It’s Monday: I wake up at 6:30 am to take the CTA Green Line to the Chicago Loop. Now it’s Tuesday, and I’m up at 5:30 am to take the Brown Line all the way north to Albany Park. On Wednesday I’m back in the Loop; Thursday and Friday are Albany Park days. Duolingo on the morning commute, novels on the way back. This has been my schedule for the last three weeks, as I’ve been alternating between two internships—one at Lyric Opera of Chicago, and one at The People’s Music School. Thanks to the funding I received from the HCAH, these positions have allowed me to explore my passions in both music education and arts administration from multiple angles.
I worked in Lyric’s PR/Marketing department last summer and stayed in touch with the office during the year, so returning there felt like coming home. Lyric is really the ideal intern workplace. Not once have I been asked to fetch anyone coffee—instead, I specialize in copywriting whatever needs to be written. Last year, I drafted blog posts, artist biographies, and two 2000-word articles to be featured in mainstage programs. This summer, my focus has changed from dramaturgy to media relations. I’m writing all of the press releases for the season as well as a few newsletter articles and another program feature. I’ve also led interviews, archived newspaper clippings, and assisted my supervisor with a photo shoot for a visiting magazine.
I’m also dedicating some of my time to Lyric Unlimited, a division of the opera house that centers around educational programming and community engagement. At its core, LU seeks to bring opera to non-typical opera audiences—specifically to youth and people of color. My work with the department varies from week to week. My main project has been collecting testimonials from participants in the EmpowerYouth! program. Empower is the result of a partnership between Lyric and the Chicago Urban League, an organization dedicated to the empowerment of Black communities in the city. The eight-month program gives thirty South Side high school students the opportunity to develop their skills in acting, singing, writing, dancing, rapping, and more, all while gaining confidence in self-expression. A few weeks ago, I was invited to visit the Chicago Urban League to speak with an administrator there about the impact of the program and the potential benefit of the testimonials. I hope to be able to conduct some of the student interviews myself in my remaining days at Lyric.

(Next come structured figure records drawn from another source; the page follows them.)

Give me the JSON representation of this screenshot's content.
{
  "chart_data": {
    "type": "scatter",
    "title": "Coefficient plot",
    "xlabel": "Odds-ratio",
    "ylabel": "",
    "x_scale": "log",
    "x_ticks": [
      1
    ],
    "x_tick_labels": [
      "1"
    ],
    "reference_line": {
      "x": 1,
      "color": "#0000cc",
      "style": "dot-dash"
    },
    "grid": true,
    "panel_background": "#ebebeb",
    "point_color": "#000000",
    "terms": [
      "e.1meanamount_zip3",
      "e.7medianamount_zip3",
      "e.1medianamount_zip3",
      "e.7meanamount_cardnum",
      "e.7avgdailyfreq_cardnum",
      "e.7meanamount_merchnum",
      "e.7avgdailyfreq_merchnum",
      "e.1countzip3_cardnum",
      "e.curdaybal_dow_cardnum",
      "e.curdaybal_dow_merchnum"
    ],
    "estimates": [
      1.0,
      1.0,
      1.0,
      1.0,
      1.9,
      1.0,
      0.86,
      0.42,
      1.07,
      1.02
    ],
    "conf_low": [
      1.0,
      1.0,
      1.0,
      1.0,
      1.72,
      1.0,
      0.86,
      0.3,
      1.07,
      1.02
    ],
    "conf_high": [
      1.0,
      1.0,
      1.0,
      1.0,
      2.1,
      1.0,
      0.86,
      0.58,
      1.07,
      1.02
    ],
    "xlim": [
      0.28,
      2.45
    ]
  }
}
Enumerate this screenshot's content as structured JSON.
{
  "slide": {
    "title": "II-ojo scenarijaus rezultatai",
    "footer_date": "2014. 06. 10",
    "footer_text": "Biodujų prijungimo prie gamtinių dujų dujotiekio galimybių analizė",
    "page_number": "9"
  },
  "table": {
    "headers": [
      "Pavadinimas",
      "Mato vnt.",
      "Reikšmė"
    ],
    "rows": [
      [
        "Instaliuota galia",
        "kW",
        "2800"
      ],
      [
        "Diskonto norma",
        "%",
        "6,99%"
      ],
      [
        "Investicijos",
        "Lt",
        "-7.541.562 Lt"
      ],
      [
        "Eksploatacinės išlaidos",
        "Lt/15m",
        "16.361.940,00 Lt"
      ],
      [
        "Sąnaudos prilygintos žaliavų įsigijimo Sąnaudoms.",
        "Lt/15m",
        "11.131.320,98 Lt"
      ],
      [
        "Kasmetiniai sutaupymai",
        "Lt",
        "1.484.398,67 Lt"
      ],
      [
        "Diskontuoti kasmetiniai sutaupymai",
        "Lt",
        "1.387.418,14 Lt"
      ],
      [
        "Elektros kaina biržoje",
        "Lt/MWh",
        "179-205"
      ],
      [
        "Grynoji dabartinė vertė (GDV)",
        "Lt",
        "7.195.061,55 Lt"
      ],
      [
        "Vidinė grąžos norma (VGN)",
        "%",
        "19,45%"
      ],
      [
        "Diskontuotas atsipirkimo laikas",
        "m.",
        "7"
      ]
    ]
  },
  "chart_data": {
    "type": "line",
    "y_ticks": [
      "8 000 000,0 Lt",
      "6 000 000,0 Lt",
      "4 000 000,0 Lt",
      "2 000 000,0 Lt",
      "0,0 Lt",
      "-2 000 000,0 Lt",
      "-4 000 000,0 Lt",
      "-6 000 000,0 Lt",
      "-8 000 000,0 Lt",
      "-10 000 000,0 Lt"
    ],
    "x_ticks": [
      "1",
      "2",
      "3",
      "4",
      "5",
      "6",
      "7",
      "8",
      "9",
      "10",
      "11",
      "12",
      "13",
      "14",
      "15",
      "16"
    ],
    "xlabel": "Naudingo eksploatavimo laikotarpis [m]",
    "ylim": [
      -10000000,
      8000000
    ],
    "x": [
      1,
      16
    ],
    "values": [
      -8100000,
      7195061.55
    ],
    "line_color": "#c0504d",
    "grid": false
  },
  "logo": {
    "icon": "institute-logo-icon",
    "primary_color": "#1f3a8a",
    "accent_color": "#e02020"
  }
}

Other than being a performing arts nonprofit, The People’s Music School is different from Lyric in almost every way. TPMS is a high-quality, tuition-free music program designed for students of families who wouldn’t otherwise be able to afford music education. Their students take private lessons, practice in ensembles, study music theory, and perform at large-scale Chicago music events. During the school year, TPMS offers an after-school program in three locations, and in the summer, they transition to a three-week summer camp. Because the school doesn’t charge tuition, many facets of the camp function with the help of volunteers, especially parents of students and interns like myself.
At the beginning of camp, I spent most of my time assisting teachers and walking kids from place to place. But as the program went on, I was given more and more responsibility. I was substitute-teaching classes by the end of the last week. In my “rock band” class, we learned and recorded an arrangement of the “Cups” song featuring drum pad, double bass, bells, piano, singing, and cups, of course. Two students forgot to bring their instruments to my practice class, so I had them create an original rhythm pattern on a wooden stool, a music stand, and a metal folding chair. My most fulfilling teaching experience involved an eight-year-old trumpet player who had lost her trumpet: while her classmates practiced the piece they had spent the week composing, this student worked individually with me on conducting. In our final class period, she stood alone on the stage and conducted the ensemble herself. The pride and amazement on her face as she delivered the cutoff at the end of the piece were enough to assure me that I want to be an educator for the rest of my life.
As I return to Lyric full-time for the last weeks of my internship, I know I’ll miss the kids that I bonded with at camp, but I’ll also appreciate the chance to focus on my more time-intensive Lyric projects. My varied summer work has absolutely been a blessing, as it has allowed me to experience the Chicago music scene from multiple perspectives. No matter where I eventually land on the spectrum between music education and arts administration, this summer will have helped me develop the skills I’ll need to succeed beyond college.